23 junio 2009

Malestar

Según San Juanka.

Ojos inyectados, sumamente rojos…

Perdón por la interrupción. No podía seguir escribiendo hasta sentirme en mejores condiciones. Ahora continúo…

- ¡Estoy bien! ¡Estoy bien! – repito insistentemente.

La lenta clase sigue y no sé por qué al profesor se le ocurrió hacerla tan larga. Mi cabeza – físicamente – encima del cuello, pero mi pensamiento en un solo lugar: mi acogedora cama, que dicho sea de paso, es la única idea que evita mi desfallecimiento.

¡Oh, no! Nuevamente regresa el mismo malestar…
Persisten las pulsaciones aceleradas, quiero que todo haya pasado…
¡Cuándo volveré a estar como siempre!

Reacciono de mi adormecedora somnolencia y veo que mis demás compañeros empezaron a preparar sus mochilas para el respectivo retorno a casa.

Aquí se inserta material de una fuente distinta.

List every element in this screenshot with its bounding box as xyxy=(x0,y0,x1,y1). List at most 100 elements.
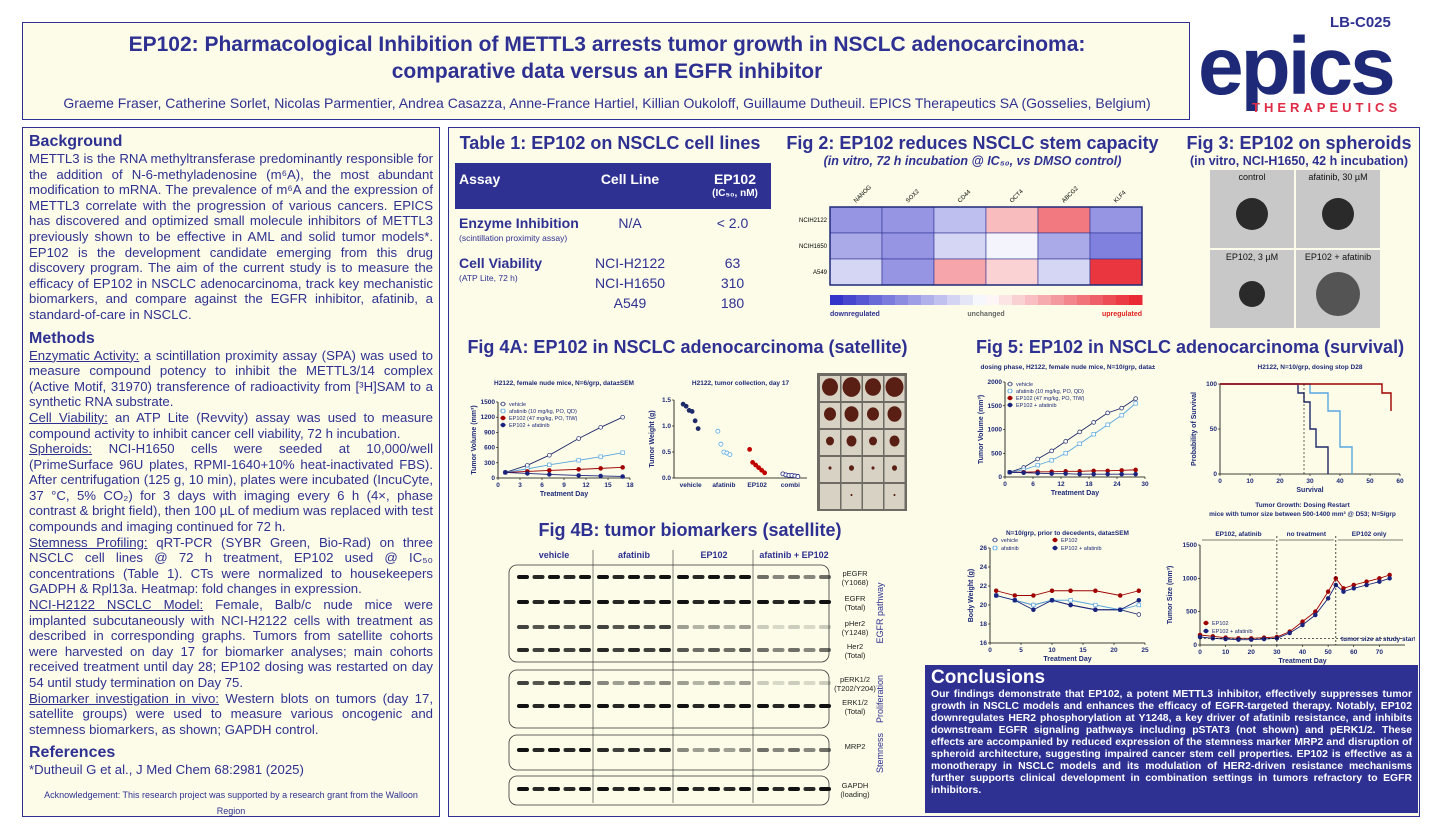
marker xyxy=(1012,597,1018,603)
x-axis-label: Treatment Day xyxy=(1278,658,1326,665)
marker xyxy=(1377,579,1382,584)
band-sublabel: (Y1248) xyxy=(842,628,869,637)
marker xyxy=(1119,468,1124,473)
band xyxy=(772,575,785,579)
series-line xyxy=(1009,469,1136,473)
series-line xyxy=(996,595,1140,611)
colorbar-step xyxy=(960,295,974,305)
x-tick-label: 20 xyxy=(1248,649,1256,656)
chart-title: H2122, N=10/grp, dosing stop D28 xyxy=(1258,364,1363,371)
band xyxy=(677,748,689,752)
legend-marker xyxy=(1203,628,1209,634)
legend-label: EP102 xyxy=(1212,621,1229,627)
band xyxy=(579,625,591,629)
method-item: Stemness Profiling: qRT-PCR (SYBR Green,… xyxy=(29,535,433,597)
x-tick-label: 6 xyxy=(1031,481,1035,488)
x-tick-label: 60 xyxy=(1396,478,1404,485)
legend-marker xyxy=(992,537,998,543)
dot xyxy=(715,428,721,434)
column-label: NANOG xyxy=(853,184,873,204)
series-line xyxy=(1009,471,1136,475)
heat-border xyxy=(829,206,1143,286)
band xyxy=(677,681,689,685)
band-sublabel: (Total) xyxy=(845,707,866,716)
method-item: Spheroids: NCI-H1650 cells were seeded a… xyxy=(29,441,433,535)
marker xyxy=(1236,637,1241,642)
marker xyxy=(1031,602,1036,608)
dot xyxy=(759,467,765,473)
band xyxy=(612,648,625,652)
band xyxy=(612,625,625,629)
y-tick-label: 26 xyxy=(980,545,988,552)
band xyxy=(803,681,816,685)
marker xyxy=(1091,471,1096,477)
x-tick-label: 15 xyxy=(1079,647,1087,654)
y-tick-label: 500 xyxy=(1186,609,1197,616)
reference: *Dutheuil G et al., J Med Chem 68:2981 (… xyxy=(29,762,304,778)
chart-title: H2122, tumor collection, day 17 xyxy=(692,380,790,387)
band xyxy=(708,748,720,752)
chart-subtitle: mice with tumor size between 500-1400 mm… xyxy=(1209,511,1396,518)
band xyxy=(788,625,800,629)
marker xyxy=(1068,588,1073,593)
legend-label: vehicle xyxy=(509,402,526,408)
band xyxy=(772,681,785,685)
y-tick-label: 20 xyxy=(980,602,988,609)
band xyxy=(819,748,831,752)
marker xyxy=(1136,588,1142,593)
band-label: pEGFR xyxy=(842,569,868,578)
band xyxy=(532,648,545,652)
series-line xyxy=(996,590,1139,596)
band xyxy=(643,575,656,579)
x-tick-label: 30 xyxy=(1141,481,1149,488)
heat-cell xyxy=(1089,258,1143,286)
band xyxy=(772,704,785,708)
marker xyxy=(1133,401,1138,406)
spheroid xyxy=(1322,198,1354,230)
y-tick-label: 0 xyxy=(1193,642,1197,649)
band xyxy=(757,625,769,629)
marker xyxy=(1012,593,1018,598)
photo-cell xyxy=(820,484,840,509)
band xyxy=(597,600,609,604)
annotation: EP102 only xyxy=(1352,531,1387,538)
band xyxy=(532,787,545,791)
band xyxy=(597,625,609,629)
marker xyxy=(525,471,530,476)
legend-marker xyxy=(1052,537,1058,543)
band xyxy=(788,748,800,752)
conclusions-box: Conclusions Our findings demonstrate tha… xyxy=(925,665,1418,813)
x-tick-label: 50 xyxy=(1325,649,1333,656)
heading: Methods xyxy=(29,329,95,347)
fig-title: Fig 2: EP102 reduces NSCLC stem capacity xyxy=(786,133,1159,153)
marker xyxy=(993,593,999,598)
x-tick-label: 0 xyxy=(1003,481,1007,488)
chart-title: Tumor Growth: Dosing Restart xyxy=(1255,502,1350,509)
heat-cell xyxy=(1037,206,1091,234)
dot xyxy=(689,409,695,414)
heat-cell xyxy=(985,206,1039,234)
tumor-photo xyxy=(817,373,907,511)
row-label: A549 xyxy=(813,270,828,276)
column-label: SOX2 xyxy=(905,188,921,204)
tumor xyxy=(826,436,834,446)
marker xyxy=(576,436,581,441)
y-axis-label: Body Weight (g) xyxy=(968,569,975,623)
x-tick-label: 20 xyxy=(1110,647,1118,654)
method-label: Biomarker investigation in vivo: xyxy=(29,690,219,706)
marker xyxy=(993,588,999,593)
method-label: Cell Viability: xyxy=(29,409,108,425)
band xyxy=(772,625,785,629)
tumor xyxy=(849,465,854,471)
chart: dosing phase, H2122, female nude mice, N… xyxy=(978,364,1155,497)
band xyxy=(803,748,816,752)
marker xyxy=(1133,467,1138,473)
colorbar-step xyxy=(843,295,857,305)
band xyxy=(659,704,671,708)
colorbar-step xyxy=(856,295,870,305)
band xyxy=(692,600,705,604)
band xyxy=(579,748,591,752)
colorbar-step xyxy=(1103,295,1117,305)
cell-line: N/A xyxy=(618,215,642,231)
column-label: ABCG2 xyxy=(1061,185,1080,204)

Sin saber lo que ocurrió, ni lo que habrán dicho, alisto mis materiales y casi automáticamente me despido de las personas que logro distinguir, los mismos quienes aparecen borrosos y difusos.

Antes de cruzar el umbral, me detienen para pedirme consejo, pero no tiene caso que les cuente esta parte ya que ni siquiera yo mismo sé, ni sabré, si se trató de una ilusión.

Mientras bajo los cinco interminables pisos, me asusté creyendo que podría pasar del semiinconsciente actual a un estado de inconciencia total. Entre la poca sensatez que aún me quedaba, atiné a coger firmemente el barandal y meterme la idea que en unos instantes llegaría a mi santuario llamado cama.

El gran reto: llegar al paradero y esperar el bus de regreso a casa.

El inconveniente: una pequeña brisa que convirtió esta noche de invierno moderadamente frío, en mi día de campo en La Antártica.

La solución: olvidarme del maldito malestar y pensar que no existe tal pesar.

Lo difícil: continuar parado en esa esquina donde cada minuto es un azote y cada brisa me pone la piel de gallina y los cabellos helados.

Hago un último esfuerzo. Me pareció el rato más largo que estuve en esa esquina esperando regresar a casa y vencer al malestar.

Bajando del micro y faltando solamente una cuadra, me imagino el ansiado momento en el que estaría en cama.

Con mis últimas fuerzas abro la puerta y sin pensarlo dos veces, me arrastro a la computadora, la enciendo, espero que cargue y comienzo a escribir lo que me acaba de ocurrir, ya que de lo contrario nunca lo hubiese realizado.

A la mañana siguiente, desperté en mi cama sin saber lo que realmente ocurrio.